Python CSV to JSON parser add quotes to output

I have a CSV to JSON Python script thanks to the user Petri that let's me convert a Geonames CSV dump into a MongoImport-friendly JSON.

The problem is that Geonames has a field called alternatenames that is currently quoted and treated as one long string. Therefore it cannot be queried properly in MongoDB. I would like to change the field to a string array such as: "alternatenames":["name1", "name2"]

The Python script looks like this:

import csv, simplejson, decimal, codecs

data = open("cities.txt")
reader = csv.DictReader(data, delimiter=",", quotechar='"')

with codecs.open("cities.json", "w", encoding="utf-8") as out:
   for r in reader:
      for k, v in r.items():
         # make sure nulls are generated
         if not v:
            r[k] = None
         # parse and generate decimal arrays
         elif k == "loc":
            r[k] = [decimal.Decimal(n) for n in v.strip("[]").split(",")]
         # generate a number
         elif k == "geonameid":
            r[k] = int(v)
      out.write(simplejson.dumps(r, ensure_ascii=False, use_decimal=True)+"\n")

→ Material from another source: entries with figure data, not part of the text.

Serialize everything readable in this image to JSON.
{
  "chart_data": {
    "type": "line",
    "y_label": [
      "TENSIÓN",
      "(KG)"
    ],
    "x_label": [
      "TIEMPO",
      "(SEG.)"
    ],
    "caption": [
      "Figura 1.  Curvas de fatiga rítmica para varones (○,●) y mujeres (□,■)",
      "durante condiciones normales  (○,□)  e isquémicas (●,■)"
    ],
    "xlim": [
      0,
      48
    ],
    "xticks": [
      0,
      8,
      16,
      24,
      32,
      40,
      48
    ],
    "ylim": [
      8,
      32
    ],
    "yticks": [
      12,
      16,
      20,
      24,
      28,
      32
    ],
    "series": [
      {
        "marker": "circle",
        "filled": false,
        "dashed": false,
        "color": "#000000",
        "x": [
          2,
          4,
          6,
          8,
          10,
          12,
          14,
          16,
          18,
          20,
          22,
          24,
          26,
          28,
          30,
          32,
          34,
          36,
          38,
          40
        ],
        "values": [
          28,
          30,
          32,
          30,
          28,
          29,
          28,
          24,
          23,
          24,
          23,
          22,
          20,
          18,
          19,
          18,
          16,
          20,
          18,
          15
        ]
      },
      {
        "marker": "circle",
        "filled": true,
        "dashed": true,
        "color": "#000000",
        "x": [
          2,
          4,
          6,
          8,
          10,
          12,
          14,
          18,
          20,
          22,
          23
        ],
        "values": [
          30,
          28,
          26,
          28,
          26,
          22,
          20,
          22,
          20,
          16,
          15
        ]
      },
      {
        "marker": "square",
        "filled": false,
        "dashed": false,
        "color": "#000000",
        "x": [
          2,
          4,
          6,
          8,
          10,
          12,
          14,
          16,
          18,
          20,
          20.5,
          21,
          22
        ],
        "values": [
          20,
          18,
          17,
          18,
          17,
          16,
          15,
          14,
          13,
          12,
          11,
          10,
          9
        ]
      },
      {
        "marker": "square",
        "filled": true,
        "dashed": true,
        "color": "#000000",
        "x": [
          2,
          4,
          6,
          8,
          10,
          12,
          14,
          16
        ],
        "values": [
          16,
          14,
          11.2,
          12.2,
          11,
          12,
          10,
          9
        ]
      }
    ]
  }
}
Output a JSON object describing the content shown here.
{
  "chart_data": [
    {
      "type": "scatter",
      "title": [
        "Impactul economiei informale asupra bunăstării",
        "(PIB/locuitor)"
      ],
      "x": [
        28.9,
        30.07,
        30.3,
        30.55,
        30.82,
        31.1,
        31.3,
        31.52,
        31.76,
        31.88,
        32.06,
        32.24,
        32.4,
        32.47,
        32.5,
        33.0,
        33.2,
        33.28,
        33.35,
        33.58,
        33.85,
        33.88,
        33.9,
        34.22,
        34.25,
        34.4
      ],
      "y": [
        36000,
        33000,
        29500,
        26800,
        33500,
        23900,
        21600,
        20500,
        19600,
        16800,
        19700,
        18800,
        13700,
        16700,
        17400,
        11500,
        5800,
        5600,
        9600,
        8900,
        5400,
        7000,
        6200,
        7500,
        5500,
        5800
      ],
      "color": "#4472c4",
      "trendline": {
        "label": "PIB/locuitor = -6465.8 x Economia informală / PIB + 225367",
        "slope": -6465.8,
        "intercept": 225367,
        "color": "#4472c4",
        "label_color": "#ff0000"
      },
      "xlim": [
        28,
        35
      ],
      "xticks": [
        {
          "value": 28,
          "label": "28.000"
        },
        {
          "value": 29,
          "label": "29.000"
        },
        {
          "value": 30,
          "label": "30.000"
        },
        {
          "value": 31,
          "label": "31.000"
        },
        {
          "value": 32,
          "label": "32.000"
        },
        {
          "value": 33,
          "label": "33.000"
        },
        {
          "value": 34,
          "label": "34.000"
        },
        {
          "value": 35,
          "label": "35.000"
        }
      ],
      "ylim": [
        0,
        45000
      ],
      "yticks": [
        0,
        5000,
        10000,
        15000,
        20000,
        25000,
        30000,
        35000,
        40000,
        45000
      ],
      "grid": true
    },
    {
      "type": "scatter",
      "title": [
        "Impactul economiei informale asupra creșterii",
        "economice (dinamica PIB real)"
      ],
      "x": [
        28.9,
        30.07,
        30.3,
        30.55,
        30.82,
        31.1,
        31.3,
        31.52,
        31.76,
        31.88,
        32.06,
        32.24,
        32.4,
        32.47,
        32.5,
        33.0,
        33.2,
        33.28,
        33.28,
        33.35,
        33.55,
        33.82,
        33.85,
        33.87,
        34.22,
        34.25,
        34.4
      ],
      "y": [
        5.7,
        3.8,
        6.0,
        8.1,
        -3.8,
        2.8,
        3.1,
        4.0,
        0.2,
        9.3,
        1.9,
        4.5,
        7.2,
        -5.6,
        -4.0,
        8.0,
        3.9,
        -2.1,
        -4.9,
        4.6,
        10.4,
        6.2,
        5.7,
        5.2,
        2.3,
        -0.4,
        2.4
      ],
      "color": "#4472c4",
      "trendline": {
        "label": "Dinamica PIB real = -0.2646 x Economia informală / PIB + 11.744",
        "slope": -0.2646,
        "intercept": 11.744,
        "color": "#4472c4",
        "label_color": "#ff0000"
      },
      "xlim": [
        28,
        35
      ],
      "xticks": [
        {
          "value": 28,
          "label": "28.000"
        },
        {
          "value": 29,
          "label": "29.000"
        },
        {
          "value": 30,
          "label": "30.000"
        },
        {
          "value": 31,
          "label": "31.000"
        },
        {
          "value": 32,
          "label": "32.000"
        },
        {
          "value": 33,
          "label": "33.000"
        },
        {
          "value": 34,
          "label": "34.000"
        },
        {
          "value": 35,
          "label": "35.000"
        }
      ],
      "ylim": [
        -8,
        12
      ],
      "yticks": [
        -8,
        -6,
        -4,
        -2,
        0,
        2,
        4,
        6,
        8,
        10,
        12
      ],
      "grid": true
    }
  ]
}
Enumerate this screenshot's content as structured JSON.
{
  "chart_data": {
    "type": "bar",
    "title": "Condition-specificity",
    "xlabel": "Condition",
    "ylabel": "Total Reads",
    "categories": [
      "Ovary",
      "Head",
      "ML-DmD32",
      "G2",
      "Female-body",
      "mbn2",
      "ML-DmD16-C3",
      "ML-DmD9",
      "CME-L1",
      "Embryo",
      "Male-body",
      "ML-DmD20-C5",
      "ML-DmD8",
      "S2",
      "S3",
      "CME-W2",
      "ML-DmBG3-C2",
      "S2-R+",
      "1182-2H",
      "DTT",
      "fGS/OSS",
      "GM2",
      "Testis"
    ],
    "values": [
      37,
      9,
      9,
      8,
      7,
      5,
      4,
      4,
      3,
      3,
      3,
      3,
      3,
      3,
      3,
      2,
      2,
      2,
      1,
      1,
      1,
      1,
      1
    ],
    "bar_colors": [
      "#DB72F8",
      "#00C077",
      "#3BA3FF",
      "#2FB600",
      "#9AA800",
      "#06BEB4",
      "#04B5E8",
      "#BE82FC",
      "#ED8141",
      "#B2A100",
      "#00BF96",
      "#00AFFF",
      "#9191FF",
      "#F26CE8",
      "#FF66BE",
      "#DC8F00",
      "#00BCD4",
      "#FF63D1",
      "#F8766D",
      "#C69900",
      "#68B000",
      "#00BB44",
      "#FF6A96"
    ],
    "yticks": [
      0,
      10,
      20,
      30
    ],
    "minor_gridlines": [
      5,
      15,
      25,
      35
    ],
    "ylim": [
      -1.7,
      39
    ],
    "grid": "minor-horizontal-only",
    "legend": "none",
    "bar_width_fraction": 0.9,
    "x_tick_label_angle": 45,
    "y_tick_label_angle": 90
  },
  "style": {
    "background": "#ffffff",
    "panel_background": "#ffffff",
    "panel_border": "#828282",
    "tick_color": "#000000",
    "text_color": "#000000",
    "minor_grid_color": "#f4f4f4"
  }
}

My CSV has the following fields:

"geonameid","name","asciiname","alternatenames","loc","feature_class","feature_code","country_code","cc2","admin1_code","admin2_code","admin3_code","admin4_code"
3,"Zamīn Sūkhteh","Zamin Sukhteh","Zamin Sukhteh,Zamīn Sūkhteh","[48.91667,32.48333]","P","PPL","IR",,"15",,,
5,"Yekāhī","Yekahi","Yekahi,Yekāhī","[48.9,32.5]","P","PPL","IR",,"15",,,
7,"Tarvīḩ ‘Adāī","Tarvih `Adai","Tarvih `Adai,Tarvīḩ ‘Adāī","[48.2,32.1]","P","PPL","IR",,"15",,,

My current JSON output looks like this:

{"loc": [48.91667, 32.48333], "name": "Zamīn Sūkhteh", "geonameid": 3, "feature_class": "P", "admin3_code": null, "admin2_code": null, "cc2": null, "feature_code": "PPL", "country_code": "IR", "admin1_code": "15", "alternatenames": "Zamin Sukhteh,Zamīn Sūkhteh", "asciiname": "Zamin Sukhteh", "admin4_code": null}
{"loc": [48.9, 32.5], "name": "Yekāhī", "geonameid": 5, "feature_class": "P", "admin3_code": null, "admin2_code": null, "cc2": null, "feature_code": "PPL", "country_code": "IR", "admin1_code": "15", "alternatenames": "Yekahi,Yekāhī", "asciiname": "Yekahi", "admin4_code": null}
{"loc": [48.2, 32.1], "name": "Tarvīḩ ‘Adāī", "geonameid": 7, "feature_class": "P", "admin3_code": null, "admin2_code": null, "cc2": null, "feature_code": "PPL", "country_code": "IR", "admin1_code": "15", "alternatenames": "Tarvih `Adai,Tarvīḩ ‘Adāī", "asciiname": "Tarvih `Adai", "admin4_code": null}

I would like to change the JSON output to add a string array as follows (scroll to the right to alternatenames):

{"loc": [48.91667, 32.48333], "name": "Zamīn Sūkhteh", "geonameid": 3, "feature_class": "P", "admin3_code": null, "admin2_code": null, "cc2": null, "feature_code": "PPL", "country_code": "IR", "admin1_code": "15", "alternatenames": ["Zamin Sukhteh", "Zamīn Sūkhteh"], "asciiname": "Zamin Sukhteh", "admin4_code": null}
{"loc": [48.9, 32.5], "name": "Yekāhī", "geonameid": 5, "feature_class": "P", "admin3_code": null, "admin2_code": null, "cc2": null, "feature_code": "PPL", "country_code": "IR", "admin1_code": "15", "alternatenames": ["Yekahi,Yekāhī"], "asciiname": "Yekahi", "admin4_code": null}
{"loc": [48.2, 32.1], "name": "Tarvīḩ ‘Adāī", "geonameid": 7, "feature_class": "P", "admin3_code": null, "admin2_code": null, "cc2": null, "feature_code": "PPL", "country_code": "IR", "admin1_code": "15", "alternatenames": ["Tarvih `Adai", "Tarvīḩ ‘Adāī"], "asciiname": "Tarvih `Adai", "admin4_code": null}

Also, should I change my quotechar in my Access 2010-exported CSV to ^ instead of " to avoid double quoting?

Thanks for any help.

Solution

Add another "elif" to your existing ones to handle the "alternatenames":

     elif k == "alternatenames":
        r[k] = [name.strip() for name in v.split(",")]

So first split the string on commas and then strip off the whitespace at the start/end.